Zane cut into our conversation again. “Taylor pulled Logan’s hair at recess on Friday and made her cry. But I gave Logan cuts in line for the slide and that made her happy again.”
I ran a hand down his back. “That was sweet of you, honey.”
At eight-thirty, I wrangled the boys into bed. I read the younger two a couple of bedtime stories, listened to their prayers, and tucked them in with a big noisy kiss on the forehead. Afterward, Trey and I engaged in a wrangling session of our own on the couch. But we kept our kisses quiet so we wouldn’t wake the boys.
The day have given me a glimpse of what life could be with Trey, if only he were staying.

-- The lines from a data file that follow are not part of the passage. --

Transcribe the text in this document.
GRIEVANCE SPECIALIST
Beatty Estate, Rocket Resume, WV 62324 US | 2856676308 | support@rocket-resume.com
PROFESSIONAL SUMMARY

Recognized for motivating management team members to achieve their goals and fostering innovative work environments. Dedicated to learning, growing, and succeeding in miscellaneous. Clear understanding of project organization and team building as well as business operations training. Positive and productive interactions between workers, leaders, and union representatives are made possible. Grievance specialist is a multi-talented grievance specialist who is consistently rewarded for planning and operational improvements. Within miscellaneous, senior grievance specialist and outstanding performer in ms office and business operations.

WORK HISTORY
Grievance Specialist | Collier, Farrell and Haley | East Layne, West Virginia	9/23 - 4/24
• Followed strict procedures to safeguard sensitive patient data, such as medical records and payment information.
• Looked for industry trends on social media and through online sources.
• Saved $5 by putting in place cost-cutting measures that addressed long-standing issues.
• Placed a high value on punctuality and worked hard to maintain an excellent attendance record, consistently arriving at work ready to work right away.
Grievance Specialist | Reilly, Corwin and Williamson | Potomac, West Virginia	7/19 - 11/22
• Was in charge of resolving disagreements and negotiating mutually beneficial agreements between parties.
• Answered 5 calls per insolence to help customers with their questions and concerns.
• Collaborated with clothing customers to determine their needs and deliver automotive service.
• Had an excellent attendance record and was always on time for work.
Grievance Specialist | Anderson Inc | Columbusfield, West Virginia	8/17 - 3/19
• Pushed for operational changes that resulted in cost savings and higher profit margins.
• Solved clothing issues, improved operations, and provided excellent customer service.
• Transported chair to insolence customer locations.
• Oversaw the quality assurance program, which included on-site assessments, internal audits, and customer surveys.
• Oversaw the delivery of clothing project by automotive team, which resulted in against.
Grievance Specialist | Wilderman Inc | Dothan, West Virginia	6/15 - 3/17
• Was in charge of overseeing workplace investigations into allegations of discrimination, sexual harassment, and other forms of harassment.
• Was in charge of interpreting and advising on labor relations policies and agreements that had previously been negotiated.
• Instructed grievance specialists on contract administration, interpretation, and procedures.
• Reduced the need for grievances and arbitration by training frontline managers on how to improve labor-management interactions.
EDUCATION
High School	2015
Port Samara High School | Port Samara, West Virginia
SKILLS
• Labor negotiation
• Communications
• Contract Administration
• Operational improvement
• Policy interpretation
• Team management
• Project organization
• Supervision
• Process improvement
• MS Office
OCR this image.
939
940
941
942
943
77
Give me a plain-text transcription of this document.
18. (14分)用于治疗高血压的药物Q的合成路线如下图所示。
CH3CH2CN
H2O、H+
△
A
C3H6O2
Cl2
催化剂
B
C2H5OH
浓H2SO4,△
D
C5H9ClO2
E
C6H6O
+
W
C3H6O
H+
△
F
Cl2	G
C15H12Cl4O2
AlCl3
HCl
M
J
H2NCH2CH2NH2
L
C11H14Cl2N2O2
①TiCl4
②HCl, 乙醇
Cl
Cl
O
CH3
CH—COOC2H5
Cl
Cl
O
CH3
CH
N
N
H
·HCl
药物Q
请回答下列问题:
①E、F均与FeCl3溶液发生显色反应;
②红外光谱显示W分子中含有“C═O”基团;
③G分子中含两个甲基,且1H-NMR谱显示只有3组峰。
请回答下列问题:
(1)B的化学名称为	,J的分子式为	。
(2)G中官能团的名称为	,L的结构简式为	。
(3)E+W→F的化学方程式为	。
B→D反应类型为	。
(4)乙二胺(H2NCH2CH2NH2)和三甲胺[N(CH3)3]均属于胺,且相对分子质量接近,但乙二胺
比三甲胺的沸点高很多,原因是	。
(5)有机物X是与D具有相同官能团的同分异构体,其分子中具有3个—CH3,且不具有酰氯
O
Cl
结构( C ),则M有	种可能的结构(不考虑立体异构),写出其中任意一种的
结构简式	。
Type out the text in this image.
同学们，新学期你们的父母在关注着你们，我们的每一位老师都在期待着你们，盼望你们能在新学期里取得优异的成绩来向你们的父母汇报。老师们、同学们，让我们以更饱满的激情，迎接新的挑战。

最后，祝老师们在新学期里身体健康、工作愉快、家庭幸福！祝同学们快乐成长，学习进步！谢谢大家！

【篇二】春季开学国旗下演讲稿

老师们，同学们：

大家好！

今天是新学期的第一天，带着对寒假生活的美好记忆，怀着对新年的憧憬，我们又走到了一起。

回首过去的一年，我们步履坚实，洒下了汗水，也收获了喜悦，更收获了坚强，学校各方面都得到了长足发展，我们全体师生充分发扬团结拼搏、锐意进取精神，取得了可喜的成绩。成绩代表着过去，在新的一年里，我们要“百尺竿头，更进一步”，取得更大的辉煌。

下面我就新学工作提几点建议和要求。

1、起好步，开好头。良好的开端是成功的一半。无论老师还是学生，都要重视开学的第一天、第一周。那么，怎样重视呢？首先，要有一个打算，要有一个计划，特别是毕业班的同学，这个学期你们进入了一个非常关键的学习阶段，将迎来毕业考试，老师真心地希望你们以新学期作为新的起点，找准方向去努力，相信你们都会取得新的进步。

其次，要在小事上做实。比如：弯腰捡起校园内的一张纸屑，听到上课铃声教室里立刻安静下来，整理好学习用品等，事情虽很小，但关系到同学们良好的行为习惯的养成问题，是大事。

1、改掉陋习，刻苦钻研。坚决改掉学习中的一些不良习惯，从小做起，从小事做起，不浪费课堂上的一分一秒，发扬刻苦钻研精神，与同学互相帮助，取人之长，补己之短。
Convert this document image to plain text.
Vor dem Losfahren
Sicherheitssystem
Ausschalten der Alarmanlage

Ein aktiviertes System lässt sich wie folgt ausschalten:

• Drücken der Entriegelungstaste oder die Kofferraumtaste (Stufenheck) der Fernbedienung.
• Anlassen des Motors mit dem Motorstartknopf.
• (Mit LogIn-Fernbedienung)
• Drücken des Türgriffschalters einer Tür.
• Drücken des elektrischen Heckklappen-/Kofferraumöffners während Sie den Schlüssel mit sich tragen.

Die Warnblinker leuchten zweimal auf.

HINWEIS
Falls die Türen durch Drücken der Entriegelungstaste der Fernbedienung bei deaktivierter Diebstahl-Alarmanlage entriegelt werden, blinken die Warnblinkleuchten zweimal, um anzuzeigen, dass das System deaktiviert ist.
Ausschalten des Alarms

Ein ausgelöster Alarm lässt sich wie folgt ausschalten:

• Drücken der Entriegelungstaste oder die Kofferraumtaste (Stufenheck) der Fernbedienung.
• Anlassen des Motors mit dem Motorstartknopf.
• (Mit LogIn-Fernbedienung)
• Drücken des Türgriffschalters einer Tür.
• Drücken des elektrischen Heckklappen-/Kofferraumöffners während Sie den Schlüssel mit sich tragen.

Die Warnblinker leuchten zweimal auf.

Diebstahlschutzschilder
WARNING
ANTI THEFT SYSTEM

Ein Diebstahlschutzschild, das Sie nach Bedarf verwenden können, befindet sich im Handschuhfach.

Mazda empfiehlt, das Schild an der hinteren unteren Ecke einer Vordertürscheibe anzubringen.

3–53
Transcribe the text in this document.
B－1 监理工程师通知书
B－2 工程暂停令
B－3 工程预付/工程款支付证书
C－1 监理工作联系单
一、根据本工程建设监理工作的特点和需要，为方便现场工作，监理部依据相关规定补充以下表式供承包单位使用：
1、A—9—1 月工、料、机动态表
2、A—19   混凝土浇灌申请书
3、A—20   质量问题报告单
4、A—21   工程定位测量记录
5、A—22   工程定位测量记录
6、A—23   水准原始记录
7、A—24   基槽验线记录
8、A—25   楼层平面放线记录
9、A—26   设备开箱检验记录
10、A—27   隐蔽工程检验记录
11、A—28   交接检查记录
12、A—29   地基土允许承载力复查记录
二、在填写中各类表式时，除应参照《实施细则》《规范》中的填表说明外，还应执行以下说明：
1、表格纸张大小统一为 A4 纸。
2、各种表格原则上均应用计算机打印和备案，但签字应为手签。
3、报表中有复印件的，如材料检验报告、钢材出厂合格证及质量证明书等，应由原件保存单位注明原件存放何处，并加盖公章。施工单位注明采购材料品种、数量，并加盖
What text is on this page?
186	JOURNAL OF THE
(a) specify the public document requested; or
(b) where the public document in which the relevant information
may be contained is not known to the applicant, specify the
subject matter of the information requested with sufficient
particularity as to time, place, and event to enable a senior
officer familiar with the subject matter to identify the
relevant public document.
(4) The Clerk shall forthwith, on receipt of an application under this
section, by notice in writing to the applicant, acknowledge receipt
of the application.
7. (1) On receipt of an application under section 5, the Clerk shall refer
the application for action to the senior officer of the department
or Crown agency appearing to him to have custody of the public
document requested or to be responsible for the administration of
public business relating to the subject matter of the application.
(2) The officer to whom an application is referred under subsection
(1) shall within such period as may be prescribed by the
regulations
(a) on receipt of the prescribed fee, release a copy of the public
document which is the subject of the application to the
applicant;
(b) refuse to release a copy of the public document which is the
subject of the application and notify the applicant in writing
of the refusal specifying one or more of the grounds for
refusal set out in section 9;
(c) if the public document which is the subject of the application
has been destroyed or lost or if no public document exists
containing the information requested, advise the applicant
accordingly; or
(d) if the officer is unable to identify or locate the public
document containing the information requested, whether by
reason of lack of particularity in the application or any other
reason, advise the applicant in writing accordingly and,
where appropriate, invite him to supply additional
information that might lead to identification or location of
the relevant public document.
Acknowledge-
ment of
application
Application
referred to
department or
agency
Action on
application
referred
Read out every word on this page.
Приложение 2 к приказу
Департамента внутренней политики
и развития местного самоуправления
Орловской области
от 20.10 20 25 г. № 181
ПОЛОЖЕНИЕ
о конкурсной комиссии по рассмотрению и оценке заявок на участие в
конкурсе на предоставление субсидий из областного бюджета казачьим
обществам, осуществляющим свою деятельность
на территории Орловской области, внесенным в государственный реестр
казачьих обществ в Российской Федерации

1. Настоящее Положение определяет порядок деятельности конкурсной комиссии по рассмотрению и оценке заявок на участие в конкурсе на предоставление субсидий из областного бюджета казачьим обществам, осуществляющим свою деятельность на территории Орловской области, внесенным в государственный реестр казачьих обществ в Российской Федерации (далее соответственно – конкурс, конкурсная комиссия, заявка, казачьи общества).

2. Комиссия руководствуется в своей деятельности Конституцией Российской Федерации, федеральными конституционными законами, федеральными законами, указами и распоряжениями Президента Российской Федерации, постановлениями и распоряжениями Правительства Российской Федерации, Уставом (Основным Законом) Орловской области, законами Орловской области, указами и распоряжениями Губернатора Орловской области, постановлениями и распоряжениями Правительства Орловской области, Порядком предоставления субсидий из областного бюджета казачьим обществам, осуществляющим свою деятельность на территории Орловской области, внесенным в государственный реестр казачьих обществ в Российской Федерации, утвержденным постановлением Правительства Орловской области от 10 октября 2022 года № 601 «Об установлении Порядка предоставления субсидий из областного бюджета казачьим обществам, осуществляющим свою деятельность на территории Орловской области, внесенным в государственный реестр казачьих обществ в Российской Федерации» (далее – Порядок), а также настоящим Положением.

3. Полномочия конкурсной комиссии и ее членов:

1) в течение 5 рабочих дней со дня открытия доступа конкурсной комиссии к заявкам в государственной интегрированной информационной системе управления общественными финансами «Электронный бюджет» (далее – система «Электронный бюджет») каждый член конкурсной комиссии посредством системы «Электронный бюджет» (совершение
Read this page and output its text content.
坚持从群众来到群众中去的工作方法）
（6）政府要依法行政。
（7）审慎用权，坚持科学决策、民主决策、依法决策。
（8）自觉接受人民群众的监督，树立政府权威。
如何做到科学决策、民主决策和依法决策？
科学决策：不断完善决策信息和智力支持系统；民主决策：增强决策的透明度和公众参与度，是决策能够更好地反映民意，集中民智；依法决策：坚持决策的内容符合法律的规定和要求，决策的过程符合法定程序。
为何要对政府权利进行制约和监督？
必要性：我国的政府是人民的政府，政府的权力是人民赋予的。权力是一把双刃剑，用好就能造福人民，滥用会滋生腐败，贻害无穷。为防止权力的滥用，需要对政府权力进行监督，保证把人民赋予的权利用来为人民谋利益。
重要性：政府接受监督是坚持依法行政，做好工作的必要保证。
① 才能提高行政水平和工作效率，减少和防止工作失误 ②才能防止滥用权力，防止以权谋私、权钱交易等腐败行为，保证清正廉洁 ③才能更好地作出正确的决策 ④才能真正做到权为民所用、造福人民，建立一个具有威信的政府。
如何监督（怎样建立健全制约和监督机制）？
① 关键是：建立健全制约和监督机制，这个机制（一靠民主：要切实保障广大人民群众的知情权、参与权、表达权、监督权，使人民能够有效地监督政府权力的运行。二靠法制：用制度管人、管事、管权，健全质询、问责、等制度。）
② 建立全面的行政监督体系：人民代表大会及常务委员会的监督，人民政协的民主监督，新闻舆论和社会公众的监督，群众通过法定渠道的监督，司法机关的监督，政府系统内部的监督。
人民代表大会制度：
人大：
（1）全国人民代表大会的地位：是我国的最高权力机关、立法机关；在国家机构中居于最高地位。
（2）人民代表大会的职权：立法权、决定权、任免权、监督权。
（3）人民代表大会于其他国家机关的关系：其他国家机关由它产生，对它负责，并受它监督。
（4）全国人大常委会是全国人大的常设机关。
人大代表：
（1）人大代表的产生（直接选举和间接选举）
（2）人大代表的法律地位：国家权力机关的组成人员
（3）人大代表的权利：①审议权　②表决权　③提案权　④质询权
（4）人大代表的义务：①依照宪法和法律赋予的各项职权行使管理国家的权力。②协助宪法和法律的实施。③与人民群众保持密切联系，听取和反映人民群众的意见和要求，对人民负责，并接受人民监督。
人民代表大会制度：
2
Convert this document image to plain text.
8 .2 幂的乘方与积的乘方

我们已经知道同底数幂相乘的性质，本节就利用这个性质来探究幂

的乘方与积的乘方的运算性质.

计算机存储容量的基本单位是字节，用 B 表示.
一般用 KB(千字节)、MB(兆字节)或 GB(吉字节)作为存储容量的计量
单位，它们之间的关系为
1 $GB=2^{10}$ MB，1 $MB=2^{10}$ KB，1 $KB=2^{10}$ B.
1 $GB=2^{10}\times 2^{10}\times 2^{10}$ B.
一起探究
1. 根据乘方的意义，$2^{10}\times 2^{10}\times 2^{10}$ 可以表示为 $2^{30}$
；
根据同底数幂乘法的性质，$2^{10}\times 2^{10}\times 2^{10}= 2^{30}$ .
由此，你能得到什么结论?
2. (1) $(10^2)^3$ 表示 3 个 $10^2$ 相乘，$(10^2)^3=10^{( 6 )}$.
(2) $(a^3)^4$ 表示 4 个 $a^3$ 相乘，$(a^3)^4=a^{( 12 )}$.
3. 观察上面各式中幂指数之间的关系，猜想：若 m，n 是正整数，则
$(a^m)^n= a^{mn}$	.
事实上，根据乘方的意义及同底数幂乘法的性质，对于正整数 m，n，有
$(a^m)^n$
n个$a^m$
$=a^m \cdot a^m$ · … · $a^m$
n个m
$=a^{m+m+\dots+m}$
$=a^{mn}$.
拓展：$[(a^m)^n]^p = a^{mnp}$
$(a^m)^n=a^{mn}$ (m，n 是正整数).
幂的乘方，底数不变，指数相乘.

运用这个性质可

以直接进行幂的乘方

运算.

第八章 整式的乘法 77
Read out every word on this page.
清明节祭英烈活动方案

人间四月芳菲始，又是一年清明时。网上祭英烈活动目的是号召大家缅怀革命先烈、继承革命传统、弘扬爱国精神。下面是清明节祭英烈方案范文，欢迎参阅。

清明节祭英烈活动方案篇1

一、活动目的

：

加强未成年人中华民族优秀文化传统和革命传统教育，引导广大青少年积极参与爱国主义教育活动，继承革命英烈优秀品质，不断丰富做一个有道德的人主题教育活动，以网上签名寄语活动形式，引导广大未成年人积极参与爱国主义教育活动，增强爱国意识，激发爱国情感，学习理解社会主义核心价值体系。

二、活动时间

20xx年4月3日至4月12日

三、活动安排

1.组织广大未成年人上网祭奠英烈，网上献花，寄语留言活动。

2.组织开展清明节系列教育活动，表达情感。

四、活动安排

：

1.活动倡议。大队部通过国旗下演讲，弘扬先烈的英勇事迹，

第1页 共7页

My heart ached with a sense of loss at what would never be. Why does love have to be so complicated?
CHAPTER TWENTY-NINE
GET IT WHILE IT’S HOT
Savannah and Craig arrived home at nine-thirty. Craig’s tie was off, his shirt was buttoned wrong, and Savannah’s dress was wrinkled.
I crossed my arms over my chest. “You did it in the pickup, didn’t you?”
“Hell, yeah,” Craig admitted shamelessly. “Hard to get any when you’ve got a kid climbing into your bed every night.”
Savannah gave me a hug. “Thanks so much for babysitting, Marn.”
“Happy to do it.”
Trey and I headed out to the driveway, Trey carrying Lucas’s now-clean laundry. Trey dropped the bag on the floor of the tank truck, then gestured at Craig’s pickup. “What say you and me go for it, too?”
I glanced at Savannah’s next-door neighbor, who was rolling a trash can out to the curb, and shook my head.
“Aw, come on. Anyone sees the truck rocking, they’ll assume it’s Savannah and Craig.”
“No. Not here.”
“But somewhere.” Trey’s face became serious as he turned to me and grabbed my hand, entwining his fingers with mine. “We’ve only got two more days together, Marnie.”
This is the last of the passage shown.